Il fut donc considéré, durant des années,
comme inconvenant de fêter la figure de ce métallo, pourtant maître d’œuvre
d’un des plus grands conquis sociaux du XXe siècle. Pour toute la galaxie
libérale, si puissante dans les cercles du pouvoir, taire l’existence même
du « ministre des travailleurs » a toujours été un
indispensable combat d’outre-tombe. Celui mené avec acharnement contre
l’anti-modèle que représente à leurs yeux la Sécurité sociale, système
solidaire et équitable, dont les milliards de budget assis sur les cotisations
échappent, par principe, aux appétits infinis du marché.
Cette philosophie vertueuse n’a cessé d’être raillée,
minorée, déconsidérée par le capitalisme triomphant de ces dernières décennies.
Mais la crise sanitaire est passée par là.
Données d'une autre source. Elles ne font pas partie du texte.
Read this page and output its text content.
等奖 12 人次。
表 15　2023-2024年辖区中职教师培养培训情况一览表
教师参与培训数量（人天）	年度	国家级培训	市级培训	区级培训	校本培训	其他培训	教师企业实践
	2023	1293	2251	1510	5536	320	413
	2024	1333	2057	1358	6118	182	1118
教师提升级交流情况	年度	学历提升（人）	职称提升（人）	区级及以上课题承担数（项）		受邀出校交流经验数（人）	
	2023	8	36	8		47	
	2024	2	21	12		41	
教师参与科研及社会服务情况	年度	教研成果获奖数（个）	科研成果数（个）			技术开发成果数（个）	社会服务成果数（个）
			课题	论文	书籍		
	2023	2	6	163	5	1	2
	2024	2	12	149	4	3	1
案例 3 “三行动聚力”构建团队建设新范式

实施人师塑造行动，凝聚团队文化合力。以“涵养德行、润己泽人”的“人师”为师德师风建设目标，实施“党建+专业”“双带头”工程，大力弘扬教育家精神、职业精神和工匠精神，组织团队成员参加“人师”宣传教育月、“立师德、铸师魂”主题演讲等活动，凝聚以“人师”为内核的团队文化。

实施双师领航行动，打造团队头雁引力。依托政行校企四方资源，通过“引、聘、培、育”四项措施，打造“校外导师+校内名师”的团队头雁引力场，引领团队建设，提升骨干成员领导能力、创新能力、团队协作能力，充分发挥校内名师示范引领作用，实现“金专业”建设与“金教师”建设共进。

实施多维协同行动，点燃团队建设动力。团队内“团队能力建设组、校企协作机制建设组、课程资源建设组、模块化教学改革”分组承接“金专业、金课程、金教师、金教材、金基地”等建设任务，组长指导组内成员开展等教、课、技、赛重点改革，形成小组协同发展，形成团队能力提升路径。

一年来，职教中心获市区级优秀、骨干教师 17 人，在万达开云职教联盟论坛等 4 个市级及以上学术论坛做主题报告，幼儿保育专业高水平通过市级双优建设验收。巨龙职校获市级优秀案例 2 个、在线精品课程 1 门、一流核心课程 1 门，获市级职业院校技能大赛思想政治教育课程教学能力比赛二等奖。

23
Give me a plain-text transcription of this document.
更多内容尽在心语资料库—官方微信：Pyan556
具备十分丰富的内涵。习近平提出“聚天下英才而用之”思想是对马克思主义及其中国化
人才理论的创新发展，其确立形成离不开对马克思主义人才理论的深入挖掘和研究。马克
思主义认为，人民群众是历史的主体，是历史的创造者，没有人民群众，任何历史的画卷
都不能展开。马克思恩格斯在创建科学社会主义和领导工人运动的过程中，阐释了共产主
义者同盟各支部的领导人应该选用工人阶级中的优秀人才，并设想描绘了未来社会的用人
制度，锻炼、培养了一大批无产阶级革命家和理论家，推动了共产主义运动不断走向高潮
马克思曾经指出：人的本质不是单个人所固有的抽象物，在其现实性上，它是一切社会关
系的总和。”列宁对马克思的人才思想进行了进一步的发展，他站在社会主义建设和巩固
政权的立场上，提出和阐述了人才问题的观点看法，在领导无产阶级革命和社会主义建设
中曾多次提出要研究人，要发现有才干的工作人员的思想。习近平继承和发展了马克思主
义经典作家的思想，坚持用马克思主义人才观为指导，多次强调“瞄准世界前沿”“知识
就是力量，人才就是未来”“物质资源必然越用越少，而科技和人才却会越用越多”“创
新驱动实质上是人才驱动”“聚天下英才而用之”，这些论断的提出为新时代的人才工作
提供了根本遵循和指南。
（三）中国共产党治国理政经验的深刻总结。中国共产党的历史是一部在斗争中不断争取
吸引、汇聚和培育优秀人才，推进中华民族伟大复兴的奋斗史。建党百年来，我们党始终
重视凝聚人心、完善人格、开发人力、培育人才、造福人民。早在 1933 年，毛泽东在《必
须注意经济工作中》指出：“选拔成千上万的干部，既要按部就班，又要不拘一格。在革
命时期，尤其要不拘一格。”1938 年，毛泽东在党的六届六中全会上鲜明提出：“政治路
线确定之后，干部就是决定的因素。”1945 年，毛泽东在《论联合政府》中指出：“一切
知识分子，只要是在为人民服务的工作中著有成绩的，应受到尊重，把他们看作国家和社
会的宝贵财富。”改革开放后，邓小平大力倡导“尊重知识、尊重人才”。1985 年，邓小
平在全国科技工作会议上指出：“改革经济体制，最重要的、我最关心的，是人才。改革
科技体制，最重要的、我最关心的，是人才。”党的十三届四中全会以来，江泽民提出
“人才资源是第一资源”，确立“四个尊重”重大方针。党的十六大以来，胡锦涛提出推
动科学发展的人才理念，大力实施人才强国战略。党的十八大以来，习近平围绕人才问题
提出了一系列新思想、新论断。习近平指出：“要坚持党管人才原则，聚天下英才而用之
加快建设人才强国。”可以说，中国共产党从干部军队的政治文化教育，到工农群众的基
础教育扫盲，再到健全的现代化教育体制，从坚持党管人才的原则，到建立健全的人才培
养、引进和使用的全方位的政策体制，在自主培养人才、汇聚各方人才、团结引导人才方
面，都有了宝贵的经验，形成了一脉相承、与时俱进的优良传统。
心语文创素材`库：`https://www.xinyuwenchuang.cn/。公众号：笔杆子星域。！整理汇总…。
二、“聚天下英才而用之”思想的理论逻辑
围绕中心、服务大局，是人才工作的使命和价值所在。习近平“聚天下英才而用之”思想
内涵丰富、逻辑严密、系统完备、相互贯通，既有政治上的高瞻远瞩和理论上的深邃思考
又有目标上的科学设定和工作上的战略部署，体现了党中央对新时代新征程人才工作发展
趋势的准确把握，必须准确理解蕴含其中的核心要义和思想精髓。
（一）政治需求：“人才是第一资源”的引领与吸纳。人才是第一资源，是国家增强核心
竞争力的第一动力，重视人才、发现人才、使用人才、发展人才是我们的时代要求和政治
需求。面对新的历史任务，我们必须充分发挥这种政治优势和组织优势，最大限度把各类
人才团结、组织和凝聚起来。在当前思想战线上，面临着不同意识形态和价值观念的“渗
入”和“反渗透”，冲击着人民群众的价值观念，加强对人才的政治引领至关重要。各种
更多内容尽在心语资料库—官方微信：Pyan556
Et même les ayatollahs de la
marchandisation ont dû se pincer le nez pour reconnaître la pertinence de
notre Sécurité sociale face aux risques d’explosion de la précarité et au défi
de l’accès aux soins. Ne rêvons pas. Ce ne sont que des mots de circonstance.
Et le travail de sape, que ce soit sur le régime des retraites ou
l’assurance-chômage, va reprendre de plus belle. On le voit, faire entrer
Ambroise Croizat au Panthéon relève de l’urgence. Non pas seulement pour
réparer une injustice en honorant un homme et son empreinte. Mais bien pour
sceller au milieu des grands esprits le socle de notre République sociale.